Hak Kita Yang (Masih) Tersamarkan Polusi

POV: Sedang merindukan birunya langit Jakarta

Lala
Urban Reason
7 min readJun 26, 2022

--

BUMN Track (2022)

UU kesehatan no 36 tahun 2009 Pasal 6 menyebutkan bahwa Setiap orang berhak mendapatkan lingkungan yang sehat bagi pencapaian derajat kesehatan. Dimana lingkungan yang sehat salah satunya ialah lingkungan yang terbebas dari polusi berlebih. Maka dari itu, kita sebagai warga negara memiliki hak untuk mendapatkan lingkungan yang tidak tercemar salah satunya adalah udara dengan kapasitas polusi yang rendah. Faktanya, 90% orang di seluruh dunia tinggal di wilayah dengan tingkat polusi udara yang tidak sehat menurut WHO.

Bagaimana dengan Indonesia?

PM2.5 concentration in Jakarta is currently 15 times the WHO annual air quality guideline value.

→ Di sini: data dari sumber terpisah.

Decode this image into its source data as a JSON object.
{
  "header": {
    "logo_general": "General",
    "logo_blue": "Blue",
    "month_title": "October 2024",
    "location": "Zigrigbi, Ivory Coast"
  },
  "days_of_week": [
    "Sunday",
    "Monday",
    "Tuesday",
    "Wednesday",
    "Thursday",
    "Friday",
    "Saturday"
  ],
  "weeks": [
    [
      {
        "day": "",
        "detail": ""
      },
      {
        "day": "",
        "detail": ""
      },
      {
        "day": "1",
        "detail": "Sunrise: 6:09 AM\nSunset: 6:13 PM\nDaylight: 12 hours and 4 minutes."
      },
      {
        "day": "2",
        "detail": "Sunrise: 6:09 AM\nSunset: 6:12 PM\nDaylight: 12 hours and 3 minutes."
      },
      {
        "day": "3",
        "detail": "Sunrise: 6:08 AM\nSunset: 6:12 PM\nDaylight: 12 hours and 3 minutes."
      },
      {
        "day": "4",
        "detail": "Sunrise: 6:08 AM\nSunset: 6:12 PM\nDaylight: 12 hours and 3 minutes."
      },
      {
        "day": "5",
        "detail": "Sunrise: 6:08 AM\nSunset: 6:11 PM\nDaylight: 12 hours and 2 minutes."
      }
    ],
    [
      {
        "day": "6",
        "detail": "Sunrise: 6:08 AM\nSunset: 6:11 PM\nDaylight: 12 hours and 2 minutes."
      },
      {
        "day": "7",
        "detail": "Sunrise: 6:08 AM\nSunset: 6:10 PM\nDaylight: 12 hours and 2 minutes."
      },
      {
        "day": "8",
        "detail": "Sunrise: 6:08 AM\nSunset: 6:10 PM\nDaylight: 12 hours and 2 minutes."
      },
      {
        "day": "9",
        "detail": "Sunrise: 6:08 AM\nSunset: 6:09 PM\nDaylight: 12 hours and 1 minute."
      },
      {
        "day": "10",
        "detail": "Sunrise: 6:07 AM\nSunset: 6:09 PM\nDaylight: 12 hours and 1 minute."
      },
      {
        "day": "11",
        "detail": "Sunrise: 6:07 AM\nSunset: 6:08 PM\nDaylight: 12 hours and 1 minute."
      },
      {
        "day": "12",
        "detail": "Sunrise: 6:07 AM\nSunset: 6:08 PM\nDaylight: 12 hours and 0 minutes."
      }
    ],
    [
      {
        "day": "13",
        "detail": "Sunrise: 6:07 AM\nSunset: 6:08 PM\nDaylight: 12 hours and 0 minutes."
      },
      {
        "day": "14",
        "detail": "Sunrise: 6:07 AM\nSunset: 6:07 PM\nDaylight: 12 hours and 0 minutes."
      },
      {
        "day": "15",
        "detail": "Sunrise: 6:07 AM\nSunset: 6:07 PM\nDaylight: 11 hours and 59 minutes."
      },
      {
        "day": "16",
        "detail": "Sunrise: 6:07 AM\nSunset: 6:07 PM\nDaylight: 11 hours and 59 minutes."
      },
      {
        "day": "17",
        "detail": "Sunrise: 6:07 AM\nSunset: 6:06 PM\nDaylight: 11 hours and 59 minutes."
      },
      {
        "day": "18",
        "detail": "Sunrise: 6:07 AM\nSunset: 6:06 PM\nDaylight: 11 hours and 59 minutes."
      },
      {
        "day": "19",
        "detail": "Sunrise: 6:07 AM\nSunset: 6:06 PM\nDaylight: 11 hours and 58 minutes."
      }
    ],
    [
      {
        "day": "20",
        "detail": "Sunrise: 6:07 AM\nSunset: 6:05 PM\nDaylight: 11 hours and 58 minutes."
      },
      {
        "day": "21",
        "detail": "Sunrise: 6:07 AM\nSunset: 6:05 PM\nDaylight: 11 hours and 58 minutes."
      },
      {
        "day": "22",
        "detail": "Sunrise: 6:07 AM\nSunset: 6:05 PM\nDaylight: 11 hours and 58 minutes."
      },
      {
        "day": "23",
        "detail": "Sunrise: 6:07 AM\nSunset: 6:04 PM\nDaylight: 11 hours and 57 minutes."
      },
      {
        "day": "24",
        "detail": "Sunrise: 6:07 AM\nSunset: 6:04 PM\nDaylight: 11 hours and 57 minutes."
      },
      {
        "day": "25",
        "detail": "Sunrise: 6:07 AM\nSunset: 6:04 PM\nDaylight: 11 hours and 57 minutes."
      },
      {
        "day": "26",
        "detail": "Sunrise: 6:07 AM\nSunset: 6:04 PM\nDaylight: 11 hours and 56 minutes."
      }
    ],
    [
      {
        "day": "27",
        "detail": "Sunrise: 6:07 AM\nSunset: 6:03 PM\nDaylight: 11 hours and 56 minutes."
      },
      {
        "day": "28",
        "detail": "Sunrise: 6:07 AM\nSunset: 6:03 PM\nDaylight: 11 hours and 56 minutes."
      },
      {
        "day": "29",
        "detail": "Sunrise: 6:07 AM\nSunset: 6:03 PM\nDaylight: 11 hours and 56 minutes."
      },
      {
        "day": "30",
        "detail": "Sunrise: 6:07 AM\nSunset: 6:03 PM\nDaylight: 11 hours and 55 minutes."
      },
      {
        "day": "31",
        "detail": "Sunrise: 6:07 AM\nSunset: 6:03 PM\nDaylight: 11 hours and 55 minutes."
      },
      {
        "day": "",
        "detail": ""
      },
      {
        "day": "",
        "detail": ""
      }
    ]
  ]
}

Menurut IQAir, perusahaan penyedia informasi yang mengukur konsentrasi polusi udara berbasis teknologi di Swiss sejak 1963 dan telah menjadi global leader serta beroperasi di lebih dari 100 negara di dunia. IQAir melakukan pengukuran berdasarkan enam polutan dalam index PM2,5, PM10, Carbon Monoksida, Sulfur Dioksida, Nitrogen Dioksida, dan Level Lapisan Ozon. Udara di Jakarta dinilai memiliki kadar polusi yang tinggi, mencapai 171 US AQI yang masuk ke level unhealthy pada tanggal 23 Juni 2022, Pukul 07.00 WIB.

IQAir Apps

Pemerintah Indonesia melalui Kementerian Lingkungan Hidup dan Kehutanan, juga memiliki Indeks Standar Pencemar Udara (ISPU) untuk mengukur kualitas udara di berbagai wilayah di Indonesia. Hal tersebut diatur dalam Keputusan Menteri Negara Lingkungan Hidup Nomor: KEP 45/MENLH/1997 tentang Indeks Standar Pencemar Udara dengan parameter Partikulat (PM10), Karbon Monoksida (CO), Sulfur dioksida (SO2), Nitrogen dioksida (NO2), Ozon (O3).

Source: AQI (23/06/2022)

Berdasarkan hasil pengamatan IQAir selama 30 hari terakhir, udara di Jakarta memiliki rentang index yang fluktuatif yaitu berada dalam level polusi udara sedang, tidak sehat bagi kelompok sensitif, dan tidak sehat.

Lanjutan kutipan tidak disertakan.